Master Chan Pui Yin-Yang
Black Belt Magazine's
1988 Kung Fu Instructor of the Year
Grandmaster Chan Pui might not be the talented Kung Fu stylist he is today if he wasn't first a talented swimmer. What does swimming have to do with Kung Fu? In Chan's case, everything.

In 1956, Chan escaped to Hong Kong from Mainland China by swimming across the cold, shark-infested waters separating the two bodies of land. Once free of communist constraints, he began to make a name for himself first abroad, and since 1968, in the United States as well.

A 33rd-generation disciple of the Shaolin Monastery and an honorary director of the Shaolin Martial Arts Association, Chan, born in 1936, is still nearly the same

lean and agile practitioner who studied under Wah Lum Praying Mantis Kung Fu founder Lee Kwan Shan in the mid-1940s. Chan was trained in the traditional manner, from 1946-49, he learned only the basics of the system, not commencing with forms training until he had three full years under his belt.
Following his escape from communist China, Chan taught Wah Lum to students in Hong Kong, then immigrated to the United States in 1968, settling in Boston.

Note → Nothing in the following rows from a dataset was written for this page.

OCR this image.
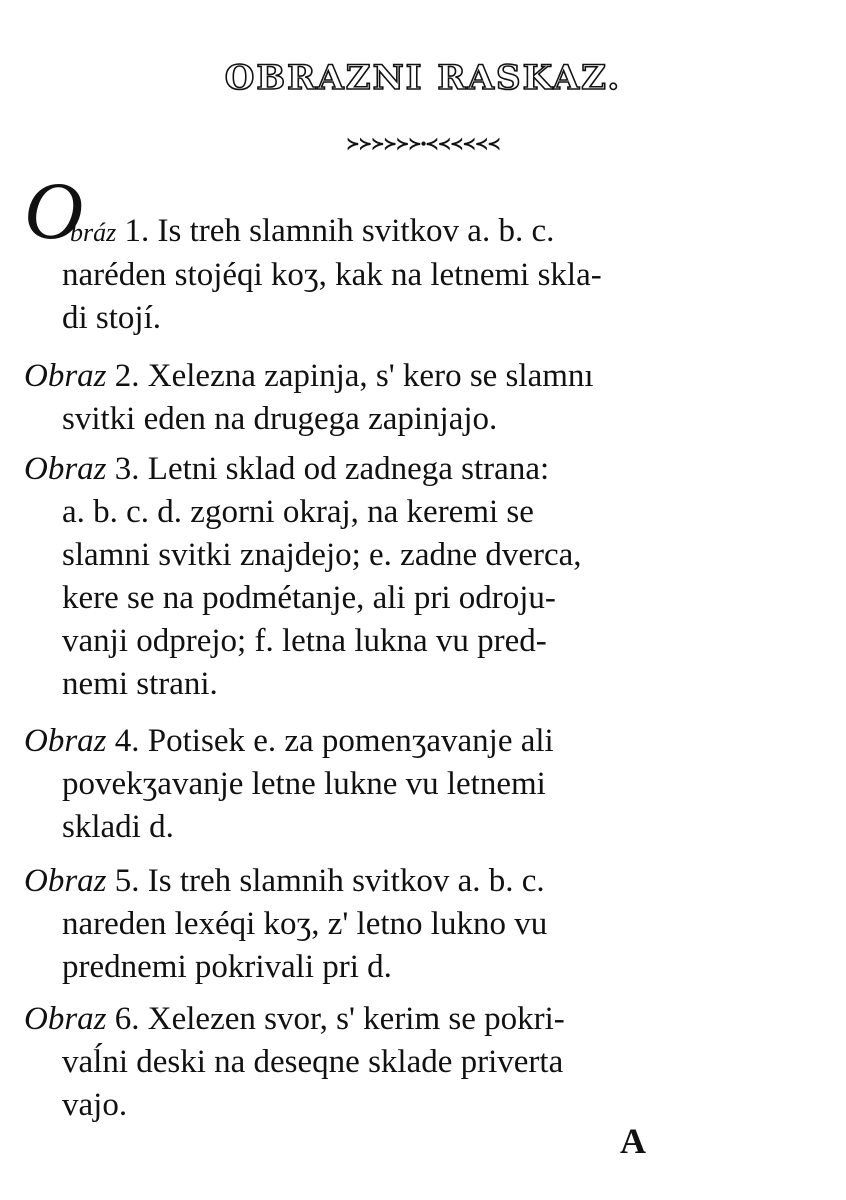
OBRAZNI RASKAZ.
≻≻≻≻≻≻•≺≺≺≺≺≺
O
bráz 1. Is treh slamnih svitkov a. b. c.
naréden stojéqi koʒ, kak na letnemi skla-
di stojí.
Obraz 2. Xelezna zapinja, s' kero se slamnı
svitki eden na drugega zapinjajo.
Obraz 3. Letni sklad od zadnega strana:
a. b. c. d. zgorni okraj, na keremi se
slamni svitki znajdejo; e. zadne dverca,
kere se na podmétanje, ali pri odroju-
vanji odprejo; f. letna lukna vu pred-
nemi strani.
Obraz 4. Potisek e. za pomenʒavanje ali
povekʒavanje letne lukne vu letnemi
skladi d.
Obraz 5. Is treh slamnih svitkov a. b. c.
nareden lexéqi koʒ, z' letno lukno vu
prednemi pokrivali pri d.
Obraz 6. Xelezen svor, s' kerim se pokri-
vaĺni deski na deseqne sklade priverta
vajo.
A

His reputation preceded him, and he was asked to teach at a club in Boston's Chinatown. He opened his own Kung Fu school in 1971, calling it the New England China Martial Arts Association, then in 1972, opened a second school in Boston's North District. By 1974, Chan had six Kung Fu schools in the New England area. Chan Pui 2r
The effervescent Chan fulfilled one of his lifelong dreams in 1980 when he opened the sprawling Wah Lum Kung Fu Temple, a replica of Chinese temples, in Orlando, Florida. The first of its kind in the United States, the Wah Lum Temple is a 3,000-square-foot complex located on 55,000 square feet of scenic land, where more than 300 practitioners learn not only Wah Lum Kung Fu, but Chinese language and customs as well. For the highly dedicated, there is a dormitory next to the main facility in which select students live while training with Chan on an individual basis.

Chan takes his responsibility as a Kung Fu instructor very seriously. "A teacher needs very good patience and hard work, "Chan has noted. "You are the example. If you are lazy, the students will be lazy. You must work to perfect a technique first, and then they will follow you. That's why the school is a success."

With schools in England and Bermuda, as well as the United States, Chan leads a busy life, but his energy seems boundless. In addition to teaching and coordinating activities at his schools, he gives frequent Kung Fu demonstrations and provides traditional lion-dancing exhibitions for Walt Disney World's EPCOT Center in Florida. In recent years, he has been conducting regular junkets to the Republic of China with his students.

It is this kind of continuing dedication to both his students and his art that earned Chan induction into the BLACK BELT Hall of Fame as the 1988 Kung Fu Instructor of the Year.